Pninat Mishpat: Buying Oneself Back from the Chevra Kaddisha

(based on Shut Chatam Sofer, Choshen Mishpat 111)

Case: Yaakov’s children died, and when he subsequently had another son (Reuven), he “sold” his son to the Chevra Kaddisha for five gold coins. The condition was that if Reuven lived and merited to get married, Yaakov would give the Chevra Kaddisha ten gold coins to “buy him back.” Yaakov also promised to give the Chevra Kaddisha a small amount of money on a weekly basis throughout his son’s lifetime. Reuven is now twenty seven years old, Yaakov has been dead for some time, and nothing has been given to the Chevra Kaddisha. Reuven now wants to get married, but the Chevra Kaddisha is protesting his right to get married until he pays them. Reuven points out that Yaakov died without enough money to even pay Reuven’s mother’s ketuba so that he has not inherited any money from which to make payment for his father’s promises.
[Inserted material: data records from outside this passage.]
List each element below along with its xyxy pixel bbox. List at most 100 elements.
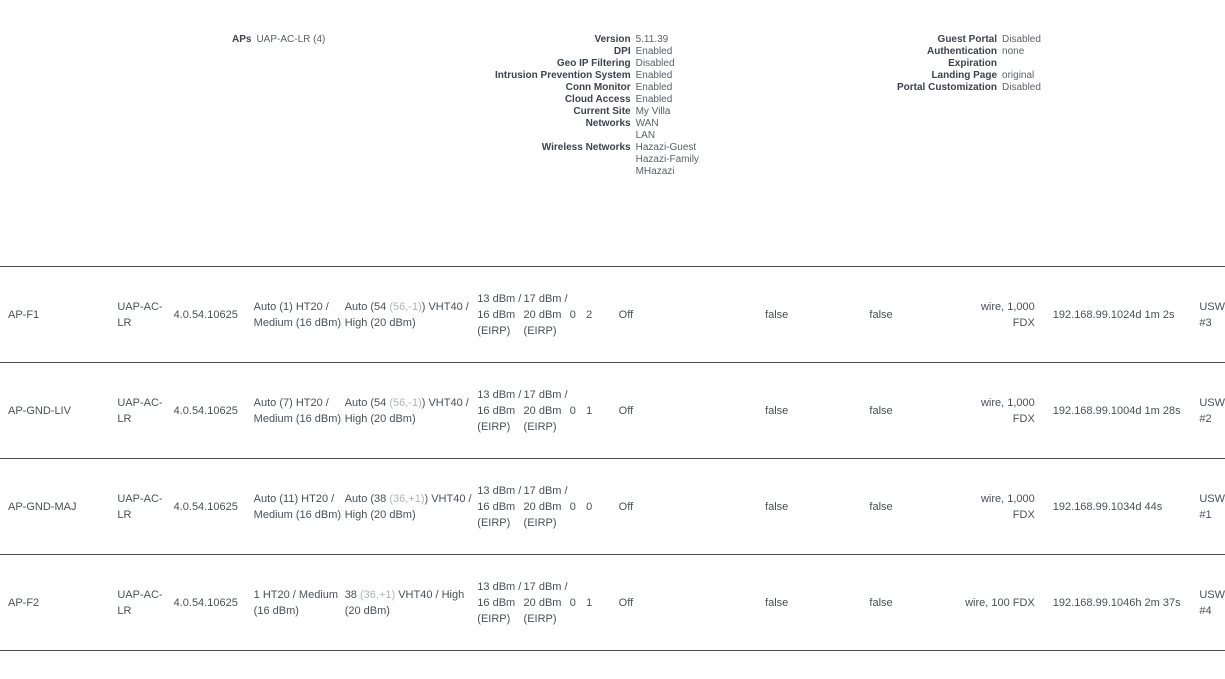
system-info-value-line: Disabled — [635, 58, 675, 69]
system-info-value: My Villa — [636, 106, 699, 118]
aps-label: APs — [232, 34, 252, 45]
radio-na-power: ) VHT40 / High (20 dBm) — [344, 492, 472, 521]
clients-ng-count: 0 — [569, 500, 576, 513]
system-info-value-line: Hazazi-Guest — [635, 142, 697, 153]
system-info: Version 5.11.39 DPI Enabled Geo IP Filtering… — [495, 34, 699, 178]
device-firmware-version: 4.0.54.10625 — [173, 308, 238, 321]
clients-ng-count: 0 — [569, 596, 576, 609]
radio-na-setting: Auto (38 (36,+1)) VHT40 / High (20 dBm) — [345, 459, 478, 555]
tx-power-ng: 13 dBm / 16 dBm (EIRP) — [477, 388, 522, 433]
ip-address: 192.168.99.104 — [1052, 596, 1130, 609]
uplink-type: wire, 1,000 FDX — [980, 396, 1035, 425]
portal-info-label: Authentication — [927, 46, 998, 57]
system-info-value-line: WAN — [635, 118, 659, 129]
aps-summary: APs UAP-AC-LR (4) — [232, 34, 325, 46]
table-row[interactable]: AP-GND-LIV UAP-AC-LR 4.0.54.10625 Auto (7) … — [0, 362, 1225, 459]
system-info-label: Cloud Access — [564, 94, 631, 105]
portal-info-label: Landing Page — [931, 70, 998, 81]
system-info-label: Geo IP Filtering — [556, 58, 631, 69]
system-info-label: Conn Monitor — [565, 82, 631, 93]
system-info-value: WAN LAN — [636, 118, 699, 142]
system-info-value-line: Enabled — [635, 70, 673, 81]
ip-address: 192.168.99.103 — [1052, 500, 1130, 513]
portal-info-label: Expiration — [948, 58, 998, 69]
device-model: UAP-AC-LR — [117, 588, 163, 617]
uplink-type: wire, 1,000 FDX — [980, 300, 1035, 329]
system-info-value-line: MHazazi — [635, 166, 675, 177]
ip-address: 192.168.99.100 — [1052, 404, 1130, 417]
system-info-value: Hazazi-Guest Hazazi-Family MHazazi — [636, 142, 699, 178]
table-row[interactable]: AP-GND-MAJ UAP-AC-LR 4.0.54.10625 Auto (11)… — [0, 458, 1225, 555]
locate-status: Off — [618, 596, 634, 609]
empty-cell — [728, 459, 765, 555]
system-info-value-line: 5.11.39 — [635, 34, 669, 45]
system-info-label: Networks — [585, 118, 631, 129]
radio-na-secondary: (56,-1) — [389, 396, 422, 409]
device-rows: AP-F1 UAP-AC-LR 4.0.54.10625 Auto (1) HT20 … — [0, 266, 1225, 651]
uplink-type: wire, 100 FDX — [965, 596, 1035, 609]
device-model: UAP-AC-LR — [117, 396, 163, 425]
radio-na-power: VHT40 / High (20 dBm) — [344, 588, 465, 617]
portal-info-value: none — [1002, 46, 1025, 57]
portal-info: Guest Portal Disabled Authentication none Ex… — [897, 34, 1041, 94]
uptime-value: 6h 2m 37s — [1129, 596, 1181, 609]
empty-cell — [728, 267, 765, 363]
clients-ng-count: 0 — [569, 308, 576, 321]
portal-info-value — [1002, 58, 1041, 70]
uplink-type: wire, 1,000 FDX — [980, 492, 1035, 521]
uptime-value: 4d 1m 2s — [1129, 308, 1175, 321]
table-row[interactable]: AP-F2 UAP-AC-LR 4.0.54.10625 1 HT20 / Mediu… — [0, 554, 1225, 651]
flag-a-value: false — [765, 596, 789, 609]
radio-na-setting: 38 (36,+1) VHT40 / High (20 dBm) — [345, 555, 478, 651]
radio-na-channel: Auto (38 — [344, 492, 390, 505]
empty-cell — [728, 555, 765, 651]
clients-na-count: 2 — [586, 308, 593, 321]
system-info-value: Enabled — [636, 46, 699, 58]
device-firmware-version: 4.0.54.10625 — [173, 404, 238, 417]
device-model: UAP-AC-LR — [117, 300, 163, 329]
uplink-switch: USW #2 — [1199, 396, 1225, 425]
radio-na-secondary: (56,-1) — [389, 300, 422, 313]
tx-power-na: 17 dBm / 20 dBm (EIRP) — [523, 292, 568, 337]
flag-a-value: false — [765, 404, 789, 417]
table-row[interactable]: AP-F1 UAP-AC-LR 4.0.54.10625 Auto (1) HT20 … — [0, 266, 1225, 363]
clients-ng-count: 0 — [569, 404, 576, 417]
tx-power-na: 17 dBm / 20 dBm (EIRP) — [523, 484, 568, 529]
system-info-value: Disabled — [636, 58, 699, 70]
system-info-value: 5.11.39 — [636, 34, 699, 46]
radio-ng-setting: 1 HT20 / Medium (16 dBm) — [253, 588, 339, 617]
radio-na-channel: 38 — [344, 588, 360, 601]
system-info-label: DPI — [613, 46, 631, 57]
uplink-switch: USW #1 — [1199, 492, 1225, 521]
locate-status: Off — [618, 404, 634, 417]
radio-na-power: ) VHT40 / High (20 dBm) — [344, 300, 469, 329]
system-info-label: Version — [594, 34, 631, 45]
radio-ng-setting: Auto (11) HT20 / Medium (16 dBm) — [253, 492, 342, 521]
radio-na-setting: Auto (54 (56,-1)) VHT40 / High (20 dBm) — [345, 267, 478, 363]
empty-cell — [728, 363, 765, 459]
system-info-value: Enabled — [636, 82, 699, 94]
system-info-label: Current Site — [573, 106, 631, 117]
ip-address: 192.168.99.102 — [1052, 308, 1130, 321]
uplink-switch: USW #3 — [1199, 300, 1225, 329]
tx-power-ng: 13 dBm / 16 dBm (EIRP) — [477, 292, 522, 337]
device-firmware-version: 4.0.54.10625 — [173, 596, 238, 609]
system-info-value-line: Hazazi-Family — [635, 154, 699, 165]
system-info-label: Wireless Networks — [541, 142, 631, 153]
flag-a-value: false — [765, 308, 789, 321]
clients-na-count: 0 — [586, 500, 593, 513]
tx-power-na: 17 dBm / 20 dBm (EIRP) — [523, 388, 568, 433]
system-info-value-line: Enabled — [635, 94, 673, 105]
radio-na-secondary: (36,+1) — [389, 492, 425, 505]
flag-b-value: false — [869, 596, 893, 609]
locate-status: Off — [618, 500, 634, 513]
flag-a-value: false — [765, 500, 789, 513]
system-info-value: Enabled — [636, 70, 699, 82]
tx-power-na: 17 dBm / 20 dBm (EIRP) — [523, 580, 568, 625]
portal-info-value: original — [1002, 70, 1035, 81]
flag-b-value: false — [869, 308, 893, 321]
uplink-switch: USW #4 — [1199, 588, 1225, 617]
radio-na-channel: Auto (54 — [344, 300, 390, 313]
radio-ng-setting: Auto (1) HT20 / Medium (16 dBm) — [253, 300, 342, 329]
device-name: AP-F1 — [8, 308, 40, 321]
Ruling: If Yaakov had left an inheritance, then the matter would be the subject of a machloket between the Rambam, who rules that the sons must use it to pay their father’s oaths, and the Mordechai who says that he does not have to. However, if he did not leave behind any real estate from which payment can be taken, it is clear that the sons are not obligated to pay their father’s oaths. Therefore, the promise of weekly payments is certainly not Reuven’s issue.

We must understand what it means to sell one’s son. It is obvious that one cannot literally sell his son, nor can he set him aside for the use of hekdesh. The only vaguely similar type of sale of a person is the earning power of one’s daughter or the ability to have her married by her master until she becomes a halachic adult. However, a person himself or herself cannot be sold or owned by someone else.

Even when a father “redeems” his son by payment to a kohen, he is not buying him back but fulfilling a mitzva to pay money in that setting. If no one redeems the boy, he is not owned by the kohanim and is not holy in any way. Although in the narrative of a pidyon haben, we ask the father if he would prefer to have his son or leave him as is, that is just to show love of the mitzva, as halachically there is no choice to make (see Rama, Yoreh Deah 305:10).

The minhag to sell the child in Yaakov’s circumstances is a practice that emanates from the fear that there is a decree that his children will die. This “sale” is to make the children attributable to someone else to extricate them from the decree. We find people who were attributed to people who were not their parents (e.g., Serach bat Asher was Asher’s step-daughter).

So, if Yaakov did not “buy back” Reuven, he can be “considered the child” of the chevra kadisha. However that does not mean that the Chevra Kaddisha can prevent Reuven from getting married, just as a father cannot prevent his son from doing so (see Rama. YD 240:25). It would be a sin for the Chevra Kaddisha to try to delay a marriage for even a short time. On the other hand, since the Chevra Kaddisha helped to protect Reuven and enable him to reach the time of his marriage, he should try to show his thanks with payment according to his capabilities after he marries.